Regional trade differences Import partners by region
Source: TradeMap, RisCura analysis
When the continent’s imports are viewed on an aggregated basis, there is a significant concentration of imports from Western Europe (31%) and East Asia (26%). While each region certainly does have a large exposure to those two export powerhouses, there is significant variation between regions.
East Africa, for example, has a far larger reliance on East Asia for its imported goods, making up 36% of the region’s total imports. The region also has a much larger exposure to the Middle East, and a significantly lower exposure to Western Europe than the rest of the continent.
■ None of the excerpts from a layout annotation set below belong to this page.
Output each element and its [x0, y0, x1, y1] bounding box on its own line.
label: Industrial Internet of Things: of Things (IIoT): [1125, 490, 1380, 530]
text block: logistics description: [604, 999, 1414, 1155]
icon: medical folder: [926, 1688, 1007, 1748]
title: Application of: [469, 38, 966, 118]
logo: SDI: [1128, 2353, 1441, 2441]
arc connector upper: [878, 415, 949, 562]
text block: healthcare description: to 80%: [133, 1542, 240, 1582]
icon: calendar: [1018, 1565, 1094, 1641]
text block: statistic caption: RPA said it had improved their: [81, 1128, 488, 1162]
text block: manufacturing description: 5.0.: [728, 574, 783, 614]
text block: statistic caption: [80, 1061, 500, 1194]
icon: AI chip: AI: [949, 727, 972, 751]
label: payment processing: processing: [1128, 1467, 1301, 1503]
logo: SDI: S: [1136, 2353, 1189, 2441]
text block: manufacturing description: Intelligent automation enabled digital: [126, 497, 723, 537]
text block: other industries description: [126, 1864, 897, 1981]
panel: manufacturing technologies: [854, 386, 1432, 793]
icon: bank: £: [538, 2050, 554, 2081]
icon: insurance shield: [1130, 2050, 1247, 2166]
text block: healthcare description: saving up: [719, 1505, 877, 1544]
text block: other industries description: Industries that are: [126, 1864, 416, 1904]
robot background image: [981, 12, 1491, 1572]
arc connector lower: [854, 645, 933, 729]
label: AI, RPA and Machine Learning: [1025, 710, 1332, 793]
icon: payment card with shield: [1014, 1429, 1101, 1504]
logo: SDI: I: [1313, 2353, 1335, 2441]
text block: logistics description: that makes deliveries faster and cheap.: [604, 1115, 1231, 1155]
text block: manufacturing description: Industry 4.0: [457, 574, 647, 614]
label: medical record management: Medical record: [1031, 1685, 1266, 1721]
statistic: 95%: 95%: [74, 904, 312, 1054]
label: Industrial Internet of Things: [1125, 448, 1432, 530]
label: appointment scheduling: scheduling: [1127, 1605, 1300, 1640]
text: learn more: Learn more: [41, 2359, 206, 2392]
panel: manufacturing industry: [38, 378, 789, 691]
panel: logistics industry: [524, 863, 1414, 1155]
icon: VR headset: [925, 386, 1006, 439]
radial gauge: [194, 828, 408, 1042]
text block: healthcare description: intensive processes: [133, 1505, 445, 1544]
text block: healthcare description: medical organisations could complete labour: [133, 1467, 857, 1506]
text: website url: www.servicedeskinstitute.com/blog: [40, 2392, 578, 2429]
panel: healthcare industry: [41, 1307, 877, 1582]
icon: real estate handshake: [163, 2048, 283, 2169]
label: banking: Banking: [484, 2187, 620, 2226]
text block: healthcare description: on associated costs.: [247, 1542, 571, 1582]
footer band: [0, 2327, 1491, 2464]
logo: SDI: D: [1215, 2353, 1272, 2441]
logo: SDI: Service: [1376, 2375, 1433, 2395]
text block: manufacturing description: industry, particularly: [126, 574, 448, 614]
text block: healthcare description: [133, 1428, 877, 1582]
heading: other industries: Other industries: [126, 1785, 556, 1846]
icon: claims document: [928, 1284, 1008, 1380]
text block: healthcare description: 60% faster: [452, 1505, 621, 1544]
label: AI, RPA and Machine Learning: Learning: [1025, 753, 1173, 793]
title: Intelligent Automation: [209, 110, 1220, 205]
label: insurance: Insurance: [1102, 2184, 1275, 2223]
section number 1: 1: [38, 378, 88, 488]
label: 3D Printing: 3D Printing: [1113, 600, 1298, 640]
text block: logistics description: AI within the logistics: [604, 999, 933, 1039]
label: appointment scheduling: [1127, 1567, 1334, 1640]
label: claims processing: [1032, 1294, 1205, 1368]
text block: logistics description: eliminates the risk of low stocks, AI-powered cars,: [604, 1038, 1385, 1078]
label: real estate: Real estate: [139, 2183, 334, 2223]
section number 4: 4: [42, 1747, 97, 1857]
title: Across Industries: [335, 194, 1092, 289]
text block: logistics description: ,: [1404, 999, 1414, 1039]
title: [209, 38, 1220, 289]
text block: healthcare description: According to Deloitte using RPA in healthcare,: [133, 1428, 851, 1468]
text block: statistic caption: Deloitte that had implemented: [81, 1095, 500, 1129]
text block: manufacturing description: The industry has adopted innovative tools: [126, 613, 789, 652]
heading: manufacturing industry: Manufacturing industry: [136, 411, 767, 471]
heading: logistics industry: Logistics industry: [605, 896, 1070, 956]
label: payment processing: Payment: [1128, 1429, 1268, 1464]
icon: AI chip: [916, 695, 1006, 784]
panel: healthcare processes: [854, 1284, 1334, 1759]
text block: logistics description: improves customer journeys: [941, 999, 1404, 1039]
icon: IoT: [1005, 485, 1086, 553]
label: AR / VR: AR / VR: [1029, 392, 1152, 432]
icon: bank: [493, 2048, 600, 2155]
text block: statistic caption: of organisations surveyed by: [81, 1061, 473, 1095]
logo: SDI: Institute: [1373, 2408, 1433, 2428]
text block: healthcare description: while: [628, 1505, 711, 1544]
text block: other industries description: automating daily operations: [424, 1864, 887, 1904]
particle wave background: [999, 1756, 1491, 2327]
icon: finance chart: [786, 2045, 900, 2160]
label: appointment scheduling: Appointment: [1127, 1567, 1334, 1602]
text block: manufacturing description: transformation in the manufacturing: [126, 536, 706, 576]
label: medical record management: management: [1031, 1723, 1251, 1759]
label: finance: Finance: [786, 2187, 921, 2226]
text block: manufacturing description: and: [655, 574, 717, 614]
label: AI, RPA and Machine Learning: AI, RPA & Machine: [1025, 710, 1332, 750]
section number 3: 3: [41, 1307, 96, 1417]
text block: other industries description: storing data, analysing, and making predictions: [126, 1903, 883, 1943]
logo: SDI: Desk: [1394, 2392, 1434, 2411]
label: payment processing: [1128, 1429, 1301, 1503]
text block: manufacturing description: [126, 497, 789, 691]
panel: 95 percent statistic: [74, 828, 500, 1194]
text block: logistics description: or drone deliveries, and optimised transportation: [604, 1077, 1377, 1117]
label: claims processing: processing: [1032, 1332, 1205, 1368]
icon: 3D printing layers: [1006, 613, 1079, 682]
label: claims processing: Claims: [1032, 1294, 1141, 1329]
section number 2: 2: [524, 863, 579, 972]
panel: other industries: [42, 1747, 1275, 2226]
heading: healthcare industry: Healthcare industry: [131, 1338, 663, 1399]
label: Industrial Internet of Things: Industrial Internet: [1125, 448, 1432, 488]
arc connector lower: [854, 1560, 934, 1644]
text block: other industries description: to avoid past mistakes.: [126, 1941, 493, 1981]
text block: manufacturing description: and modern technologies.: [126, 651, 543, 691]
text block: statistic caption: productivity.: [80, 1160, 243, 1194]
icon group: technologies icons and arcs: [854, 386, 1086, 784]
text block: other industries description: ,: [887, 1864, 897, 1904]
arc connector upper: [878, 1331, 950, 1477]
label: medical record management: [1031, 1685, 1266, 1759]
This variation is partially the result of geography and partially the result of cultural ties.
By far the most economical way to get goods to Africa is by sea, meaning that the shortest oceanic voyage becomes the preferred partner, by default.
Southern Africa stands out with its impressive intra-continental trade, with 22% of imports coming from within the sub-Saharan African region. This is mainly due to South Africa exporting to its neighbours in Southern Africa, highlighting the potential for intra-African trade as well as the importance of good transport links. Again, the structural difference between South Africa and other sub-Saharan countries is highlighted, but also how this also influences the structure of the economies of South Africa’s neighbours.
North Africa has the overwhelmingly largest exposure to Western Europe, with 41% of imports coming from across the Mediterranean. And, the region’s trade with sub-Saharan Africa is negligible. This along with the difference between this region and the rest of Africa, in terms of wealth and distribution in wealth, results in a unique investment environment distinct from sub-Saharan Africa.
We argue that the reason for this interesting differentiation of trade partners between regions is mainly due to the large impact of transport costs on import decisions, as well as cultural preferences due to relationships that have built up over time. Due to most products in Africa being imported from far away, the proximity to the import destination makes a big difference in the selection of trade partners. By far the most economical way to get goods to Africa is by sea, meaning that the shortest oceanic voyage becomes the preferred partner, by default.
There is very little differentiation across regions in terms of the suite of products that the continent is required to import.
A significant portion of imports (28%) is machinery, electronics and vehicles. Of this amount, about a quarter is imported from China, with Germany, Italy, France and the USA combined making up another 27%.
About 18% of Africa’s imports is ironically made up of mineral products, the majority of which are refined fuels. Nigeria’s Dangote refinery, estimated to be completed in 2019, will have a major impact on the quantity of refined fuels imported into Africa from offshore, as the refinery will have sufficient capacity to meet the country’s needs and supply the surrounding region. Ghana has also recently publicised its interest to import petroleum from the Dangote refinery rather than internationally once it comes online. Nigeria currently imports its refined petroleum from Belgium, the Netherlands and France and distributes to its neighbours.
While investor interest is reinforced for high growth-rate regions like Maghreb, East Africa, Ghana and Francophone West Africa, there are low growth-rate concerns for Nigeria, South Africa, Southern Africa (ex SA) and Central Africa.